Simultaneous Election Debates
According to an NITI Aayog report, the country holds at least one election annually. In fact, every state holds one as well. NITI Aayog noted in that article that holding numerous elections has a number of direct and indirect consequences.
- Elections Have Immeasurable Economic Costs: Directly allocated costs for a state the size of Bihar are roughly Rs 300 crore. Nevertheless, there are additional monetary expenditures as well as incalculable economic effects.
- Due to election duty and related activities, government machinery misses out on their regular tasks during each election.
- These expenses of millions of man-hours aren’t included in the election budget.
- Policy paralysis: The Model Code of Conduct (MCC) has an impact on government functionaries, as no new major policy can be proclaimed and implemented after the elections are declared.
- Administrative Costs: There are also significant and obvious costs associated with continuously recruiting and transferring security officers.
- The nation pays a larger hidden cost in terms of diverting these soldiers away from critical locations, as well as the weariness and sicknesses that come with recurrent cross-country operations.
Objections to Simultaneous Elections
- Federal Issue: Simultaneous elections are practically hard to achieve since it would need either shortening or lengthening the terms of current legislatures in order to align their election dates with the national deadline.
- A step like this would jeopardise democracy and federalism.
- Forced Simultaneous Elections are Against the Idea of Democracy: Critics argue that imposing simultaneous elections is against the spirit of democracy since establishing an unnatural election cycle and limiting voter choice is incorrect.
- Regional Parties at a Deficit: Regional parties are said to be at an unfairness because citizens are said to be more inclined to vote one way in simultaneous elections, giving the leading party at the centre an edge.

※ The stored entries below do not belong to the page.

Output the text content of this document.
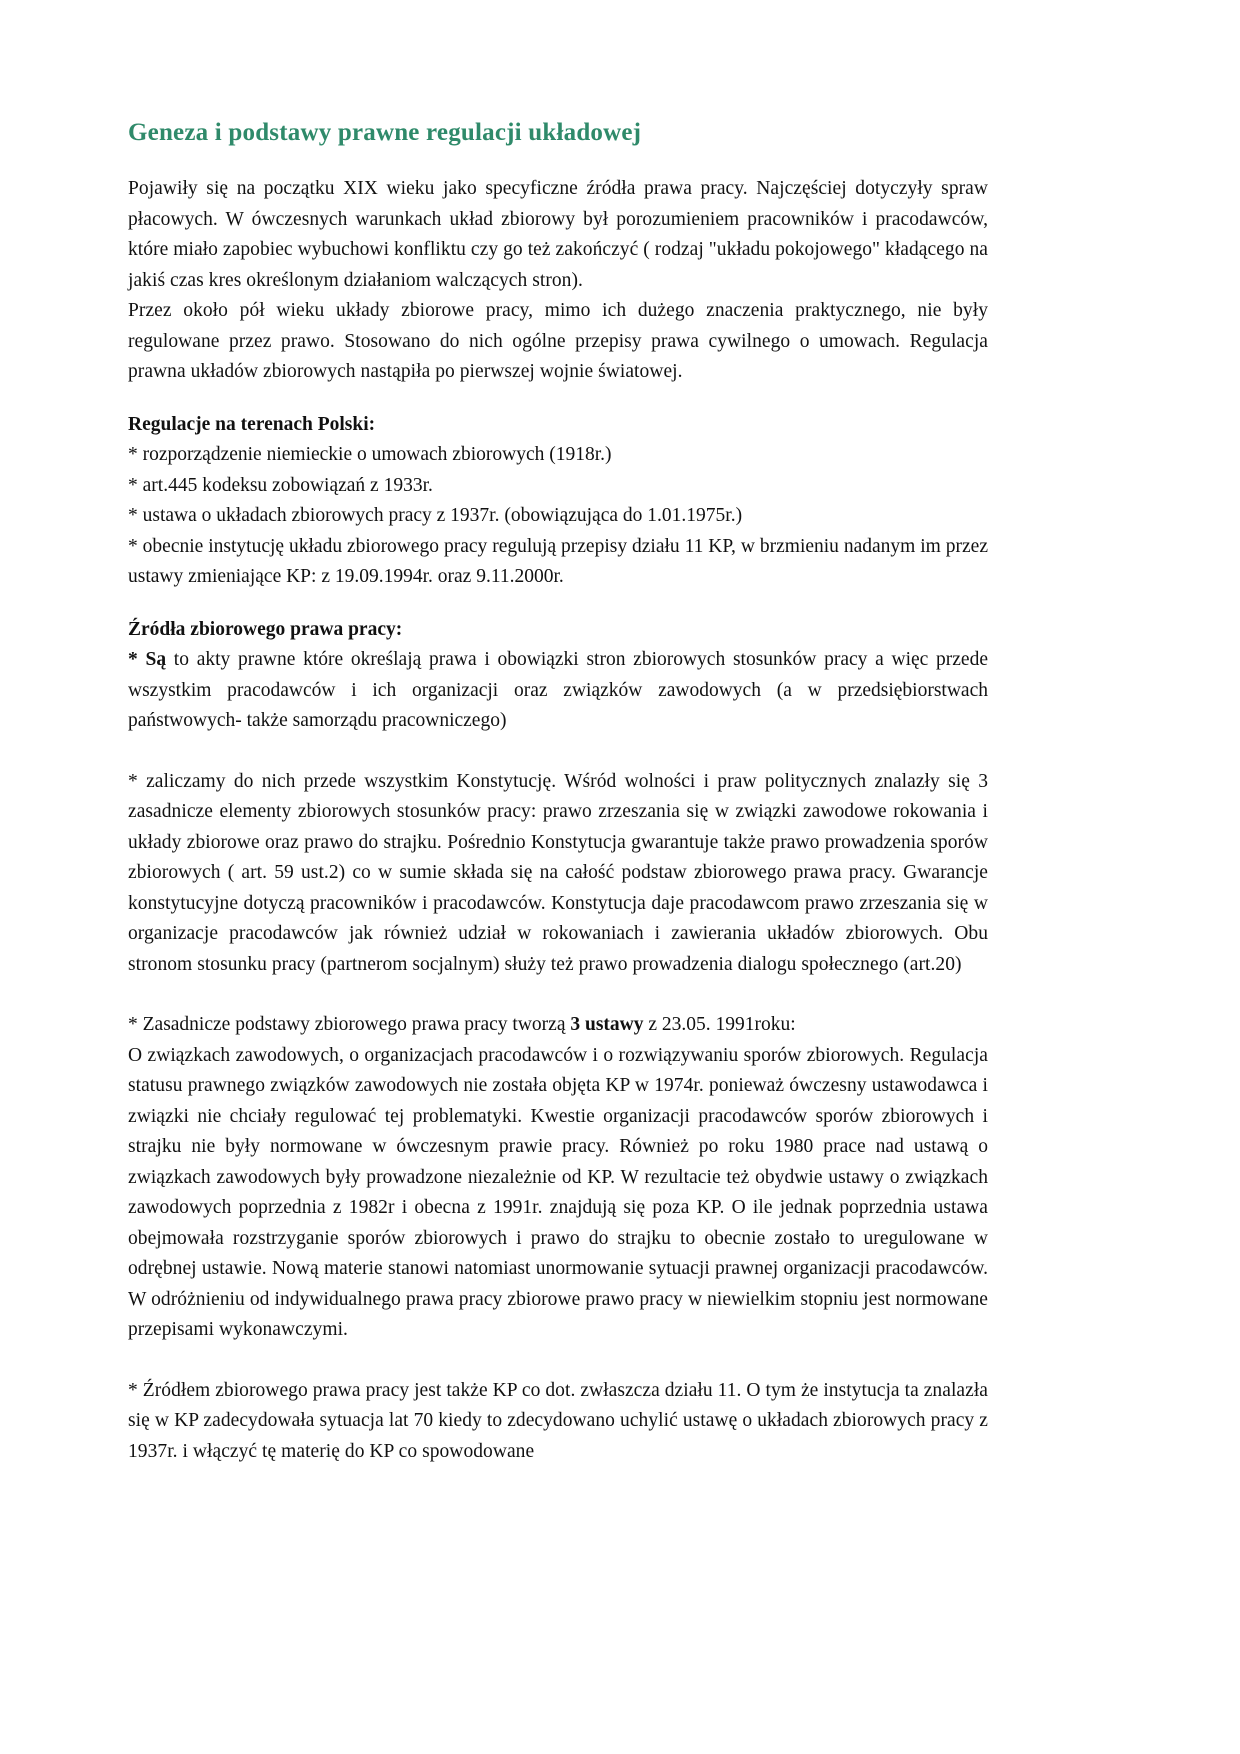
Geneza i podstawy prawne regulacji układowej

Pojawiły się na początku XIX wieku jako specyficzne źródła prawa pracy. Najczęściej dotyczyły spraw płacowych. W ówczesnych warunkach układ zbiorowy był porozumieniem pracowników i pracodawców, które miało zapobiec wybuchowi konfliktu czy go też zakończyć ( rodzaj "układu pokojowego" kładącego na jakiś czas kres określonym działaniom walczących stron).

Przez około pół wieku układy zbiorowe pracy, mimo ich dużego znaczenia praktycznego, nie były regulowane przez prawo. Stosowano do nich ogólne przepisy prawa cywilnego o umowach. Regulacja prawna układów zbiorowych nastąpiła po pierwszej wojnie światowej.

Regulacje na terenach Polski:

* rozporządzenie niemieckie o umowach zbiorowych (1918r.)

* art.445 kodeksu zobowiązań z 1933r.

* ustawa o układach zbiorowych pracy z 1937r. (obowiązująca do 1.01.1975r.)

* obecnie instytucję układu zbiorowego pracy regulują przepisy działu 11 KP, w brzmieniu nadanym im przez ustawy zmieniające KP: z 19.09.1994r. oraz 9.11.2000r.

Źródła zbiorowego prawa pracy:

* Są to akty prawne które określają prawa i obowiązki stron zbiorowych stosunków pracy a więc przede wszystkim pracodawców i ich organizacji oraz związków zawodowych (a w przedsiębiorstwach państwowych- także samorządu pracowniczego)

* zaliczamy do nich przede wszystkim Konstytucję. Wśród wolności i praw politycznych znalazły się 3 zasadnicze elementy zbiorowych stosunków pracy: prawo zrzeszania się w związki zawodowe rokowania i układy zbiorowe oraz prawo do strajku. Pośrednio Konstytucja gwarantuje także prawo prowadzenia sporów zbiorowych ( art. 59 ust.2) co w sumie składa się na całość podstaw zbiorowego prawa pracy. Gwarancje konstytucyjne dotyczą pracowników i pracodawców. Konstytucja daje pracodawcom prawo zrzeszania się w organizacje pracodawców jak również udział w rokowaniach i zawierania układów zbiorowych. Obu stronom stosunku pracy (partnerom socjalnym) służy też prawo prowadzenia dialogu społecznego (art.20)

* Zasadnicze podstawy zbiorowego prawa pracy tworzą 3 ustawy z 23.05. 1991roku:

O związkach zawodowych, o organizacjach pracodawców i o rozwiązywaniu sporów zbiorowych. Regulacja statusu prawnego związków zawodowych nie została objęta KP w 1974r. ponieważ ówczesny ustawodawca i związki nie chciały regulować tej problematyki. Kwestie organizacji pracodawców sporów zbiorowych i strajku nie były normowane w ówczesnym prawie pracy. Również po roku 1980 prace nad ustawą o związkach zawodowych były prowadzone niezależnie od KP. W rezultacie też obydwie ustawy o związkach zawodowych poprzednia z 1982r i obecna z 1991r. znajdują się poza KP. O ile jednak poprzednia ustawa obejmowała rozstrzyganie sporów zbiorowych i prawo do strajku to obecnie zostało to uregulowane w odrębnej ustawie. Nową materie stanowi natomiast unormowanie sytuacji prawnej organizacji pracodawców. W odróżnieniu od indywidualnego prawa pracy zbiorowe prawo pracy w niewielkim stopniu jest normowane przepisami wykonawczymi.

* Źródłem zbiorowego prawa pracy jest także KP co dot. zwłaszcza działu 11. O tym że instytucja ta znalazła się w KP zadecydowała sytuacja lat 70 kiedy to zdecydowano uchylić ustawę o układach zbiorowych pracy z 1937r. i włączyć tę materię do KP co spowodowane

- Reduced Accountability: Politicians’ responsibility is increased and they are kept on their toes when they have to face the voters more than once every five years.
Simultaneous elections would almost certainly necessitate changes to the Constitution as well as other laws. Nevertheless, it must be implemented in a manner that does not jeopardise the fundamental ideals of democracy and federalism.
In this perspective, the Law Commission has proposed an alternative, namely, classifying states based on their closeness to the next general election, and holding one round of State Assembly elections concurrent with the next Lok Sabha election, and a second round 30 months later for the rest Of the states. However, there is no certainty that mid-term elections will not be required.